17. The process according to claim 16 wherein in step (iii) the at least one polymer is cross-linkable and said polymer(s) is cross-linked after application on the at least one Li-containing compound or on the optionally present protective layer.

18. An electric current producing cell comprising:

(a) a cathode comprising at least one cathode active material;

(b) a Li-based anode according to claim 1; and

(c) at least one catholyte interposed between said cathode and said anode.

19. The electric current producing cell according to claim 18, wherein the catholyte comprises:

one or more electrolyte solvents selected from the group consisting of N-methyl acetamide, N,N-dimethyl acetamide, cyclic and acyclic acetals, acetonitrile, carbonates, sulfolanes, sulfones, N-substituted pyrrolidones, acyclic ethers, cyclic ethers, xylene, polyether including glymes, siloxanes and grafted polysiloxanes;

one or more ionic electrolyte salts; and

optionally one or more polymers selected from the group consisting of polyethers, polyimides, polyphophazenes, polyacrylonitriles, polysiloxanes; grafted polysiloxanes, derivatives thereof, blends thereof, and copolymers thereof.

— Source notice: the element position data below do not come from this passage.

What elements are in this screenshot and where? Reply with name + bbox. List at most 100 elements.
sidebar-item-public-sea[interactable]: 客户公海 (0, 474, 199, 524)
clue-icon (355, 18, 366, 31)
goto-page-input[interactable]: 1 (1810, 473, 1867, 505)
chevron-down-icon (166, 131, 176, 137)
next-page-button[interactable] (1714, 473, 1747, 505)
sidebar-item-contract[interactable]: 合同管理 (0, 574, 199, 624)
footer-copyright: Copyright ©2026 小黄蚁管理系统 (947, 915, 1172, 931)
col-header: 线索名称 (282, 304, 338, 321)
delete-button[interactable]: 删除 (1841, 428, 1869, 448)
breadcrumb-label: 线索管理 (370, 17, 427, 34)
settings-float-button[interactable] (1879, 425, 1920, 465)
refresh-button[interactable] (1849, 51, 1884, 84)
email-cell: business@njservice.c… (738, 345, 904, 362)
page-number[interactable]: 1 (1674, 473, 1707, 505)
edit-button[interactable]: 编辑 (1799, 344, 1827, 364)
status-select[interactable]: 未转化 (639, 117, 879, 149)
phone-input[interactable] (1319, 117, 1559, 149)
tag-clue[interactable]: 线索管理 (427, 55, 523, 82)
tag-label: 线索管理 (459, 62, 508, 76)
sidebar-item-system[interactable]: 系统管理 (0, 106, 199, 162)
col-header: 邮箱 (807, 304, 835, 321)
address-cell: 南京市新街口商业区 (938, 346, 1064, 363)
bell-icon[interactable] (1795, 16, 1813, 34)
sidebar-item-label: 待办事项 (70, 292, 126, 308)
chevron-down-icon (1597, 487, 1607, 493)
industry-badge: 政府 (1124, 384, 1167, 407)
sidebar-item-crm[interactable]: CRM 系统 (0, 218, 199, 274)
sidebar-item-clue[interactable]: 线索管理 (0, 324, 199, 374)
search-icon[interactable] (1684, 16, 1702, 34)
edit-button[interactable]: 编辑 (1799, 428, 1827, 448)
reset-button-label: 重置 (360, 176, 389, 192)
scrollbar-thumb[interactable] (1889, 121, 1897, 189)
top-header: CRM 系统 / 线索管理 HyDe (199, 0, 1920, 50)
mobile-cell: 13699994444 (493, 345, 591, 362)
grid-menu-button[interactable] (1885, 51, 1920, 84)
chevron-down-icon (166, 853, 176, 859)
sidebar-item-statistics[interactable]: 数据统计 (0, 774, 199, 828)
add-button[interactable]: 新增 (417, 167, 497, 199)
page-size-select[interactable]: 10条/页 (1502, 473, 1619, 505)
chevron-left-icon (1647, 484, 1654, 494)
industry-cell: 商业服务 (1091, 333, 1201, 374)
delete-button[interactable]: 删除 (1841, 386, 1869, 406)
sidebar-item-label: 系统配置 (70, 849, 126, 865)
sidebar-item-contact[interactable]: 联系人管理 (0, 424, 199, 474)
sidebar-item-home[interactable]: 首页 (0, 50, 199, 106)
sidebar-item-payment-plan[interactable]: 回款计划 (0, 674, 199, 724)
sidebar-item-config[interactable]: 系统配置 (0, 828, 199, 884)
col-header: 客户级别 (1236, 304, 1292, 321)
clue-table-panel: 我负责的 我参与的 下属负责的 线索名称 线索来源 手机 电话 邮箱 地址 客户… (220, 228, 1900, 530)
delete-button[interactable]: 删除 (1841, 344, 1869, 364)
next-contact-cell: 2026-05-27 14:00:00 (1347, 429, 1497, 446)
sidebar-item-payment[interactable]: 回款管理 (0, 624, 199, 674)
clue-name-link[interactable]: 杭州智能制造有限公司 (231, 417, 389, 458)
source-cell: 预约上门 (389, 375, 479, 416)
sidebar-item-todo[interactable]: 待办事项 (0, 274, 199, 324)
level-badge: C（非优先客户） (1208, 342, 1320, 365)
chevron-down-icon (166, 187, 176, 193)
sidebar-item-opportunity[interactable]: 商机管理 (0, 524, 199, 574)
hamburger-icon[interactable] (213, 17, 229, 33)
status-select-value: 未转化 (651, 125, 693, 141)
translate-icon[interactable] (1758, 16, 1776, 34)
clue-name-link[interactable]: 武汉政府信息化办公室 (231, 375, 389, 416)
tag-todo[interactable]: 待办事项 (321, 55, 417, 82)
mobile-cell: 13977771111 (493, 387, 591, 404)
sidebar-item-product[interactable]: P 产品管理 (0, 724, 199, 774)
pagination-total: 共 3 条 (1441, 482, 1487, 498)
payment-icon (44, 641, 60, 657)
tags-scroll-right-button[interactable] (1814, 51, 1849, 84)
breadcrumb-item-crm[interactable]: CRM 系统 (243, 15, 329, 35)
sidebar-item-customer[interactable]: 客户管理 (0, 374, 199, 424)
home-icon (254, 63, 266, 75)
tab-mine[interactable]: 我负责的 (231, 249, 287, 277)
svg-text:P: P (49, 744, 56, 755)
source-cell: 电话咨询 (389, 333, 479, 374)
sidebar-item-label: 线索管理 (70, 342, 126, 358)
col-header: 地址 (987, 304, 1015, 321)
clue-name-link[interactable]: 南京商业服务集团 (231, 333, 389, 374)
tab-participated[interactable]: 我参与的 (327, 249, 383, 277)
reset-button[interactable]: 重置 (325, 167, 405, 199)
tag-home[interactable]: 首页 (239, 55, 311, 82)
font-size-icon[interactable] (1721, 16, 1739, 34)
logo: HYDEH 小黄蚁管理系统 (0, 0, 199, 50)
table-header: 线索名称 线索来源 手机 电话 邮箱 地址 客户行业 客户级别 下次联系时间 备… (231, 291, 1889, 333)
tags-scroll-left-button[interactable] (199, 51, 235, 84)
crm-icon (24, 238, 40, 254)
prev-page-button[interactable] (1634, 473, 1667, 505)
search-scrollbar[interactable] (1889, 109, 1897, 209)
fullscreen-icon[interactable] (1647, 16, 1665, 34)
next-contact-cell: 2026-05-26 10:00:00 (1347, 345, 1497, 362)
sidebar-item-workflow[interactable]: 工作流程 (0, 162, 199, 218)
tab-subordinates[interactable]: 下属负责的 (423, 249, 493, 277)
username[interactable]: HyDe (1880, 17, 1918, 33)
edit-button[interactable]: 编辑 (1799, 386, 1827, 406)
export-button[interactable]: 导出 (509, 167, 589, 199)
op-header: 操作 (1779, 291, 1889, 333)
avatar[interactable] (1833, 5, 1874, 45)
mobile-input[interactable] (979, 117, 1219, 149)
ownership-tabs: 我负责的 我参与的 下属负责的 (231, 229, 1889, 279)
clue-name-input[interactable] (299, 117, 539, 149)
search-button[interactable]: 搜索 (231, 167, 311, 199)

20. The electric current producing cell according to claim 18 wherein the one or more solvent is selected from diethylether, dimethoxyethane, dioxolane or mixtures thereof.

21. The electric current producing cell according to claim 18 wherein the one or more ionic electrolyte salts are selected from the group consisting of LiPF6, LiBF4, LiNO3, LiCF3SO3, LiN(CF3SO2)2, LiC4F9SO3, LiI, LiC(SO2CF3)3, LiBr, LiBOB, LiSCN and mixtures thereof.

22. The electric current producing cell according to claim 18 wherein the cathode active material is selected from the group consisting of sulphur, MnO2, SOCl2, SO2Cl2, SO2, (CF)x, I2, Ag2Cra4, Ag2V4O11, CuO, CuS, PbCuS, FeS, FeS2, BiPb2O5, B2O3, V2O5, CoO2, CuCl2, transition metal-lithium oxides, transition metal-lithium phosphates and Li intercalating C.

23. The electric current producing cell according to claim 18 wherein the cell further comprises a separator between the anode side and the cathode side.

24. The electric current producing cell according to claim 18 wherein the catholyte and the composition are in direct contact and the at least one polymer is selected as to be immiscible with the solvent or mixture of solvents contained in catholyte.

25. The electric current producing cell according to claim 18 wherein the ionic liquid has a melting point of less than 180° C.